John Carlson, Michal Kempny and Brett Connolly also scored as thunderous chants of “We want the Cup! We want the Cup!” rang out from the crowd. No team since the Detroit Red Wings in 1942 has blown a 3-1 lead in the Cup Final.
‘We’ll be focused at the start’
“It can be easy in a game where you can clinch to get a little bit ahead of ourselves,” Oshie said. “But we’ve got a good group of leaders in the room … and we’ll be focused at the start.”
The Capitals seem to be getting enough bounces to make up for nine previous first- or second-round playoff exits in the Ovechkin and Nicklas Backstrom era — and plenty of disappointments in the previous decades, too.
While Vegas rang several shots off the posts, the Capitals seized just about every opportunity as they have throughout this surprising run. Kuznetsov padded his lead as the playoffs’ leading scorer with primary assists on Oshie’s power-play goal that made it 1-0 and Wilson’s that doubled the lead.
“He just tells me to put my stick on the ice and he’ll hit it,” Wilson said of Kuznetsov. “It’s a privilege to play with him. He’s one of the best at his craft.”

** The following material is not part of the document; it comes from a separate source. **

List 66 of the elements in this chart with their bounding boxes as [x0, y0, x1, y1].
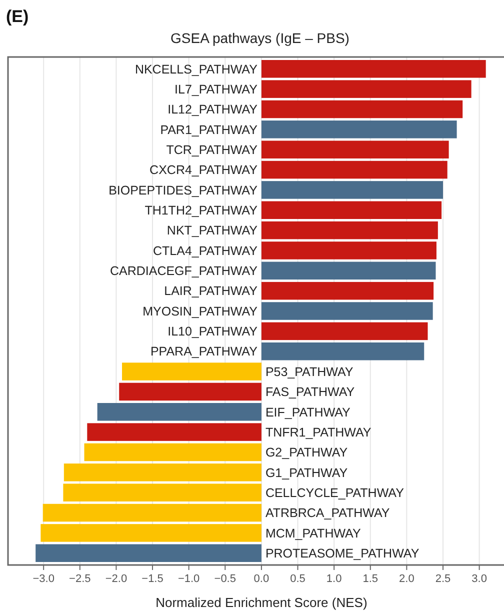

Smith-Pelly, who scored the insurance goal to ice Game 3, kicked the puck from his left skate to his stick and roofed a shot on Marc-Andre Fleury with 20.5 seconds left in the first period. Fleury came into the final as the Conn Smythe front-runner for playoff MVP honours but looked human again by allowing six goals on 23 shots at a defence that has often left him vulnerable.
Fleury called the loss “frustrating and demoralizing.” Coach Gerard Gallant was quick to absolve his goaltender of blame.
‘Nothing he could do on them’
“At least five of the six goals were wide-open nets,” Gallant said. “Nothing he could do on them.”
Kuznetsov leads all playoff scorers with 31 points, Ovechkin is tied for the goal lead with 14 and Holtby showed again his ability to alter the course of a game. Holtby got some good fortune from the post on shots by Alex Tuch, Neal and Brayden McNabb, but he also had not allowed a goal in more than 62 minutes stretching back to Game 3.
“We obviously got some breaks at the start of the game,” Holtby said.
Somehow, the Capitals have turned around their results at home, winning their past three in Washington after losing five of their first eight. This one got chippy at the end when Oshie broke Vegas defenceman Colin Miller’s nose on a hit and was given a game-ending 10-minute misconduct along with Golden Knights forwards Deryk Engelland and Ryan Reaves.
“It is not ideal, but it is the Stanley Cup finals and everyone wants to win,” Backstrom said.
Pierre-Edouard Bellemare said he and his Vegas teammates can’t win three games in one night, so they have no choice but to focus on the next opportunity to stave off elimination.
Coach Barry Trotz wants his players to relax and not think too much about the chance in front of them.
“You have the opportunity to do something special as a group, but it’s going to be the hardest thing to do, the hardest game to win because there’s a very good team on the other side, a very proud team,” Trotz said. “They’re great in their building. We’re not scared of their building. We’ve proved it that we’re very good on the road and we’re going to go there and put our best effort in there.”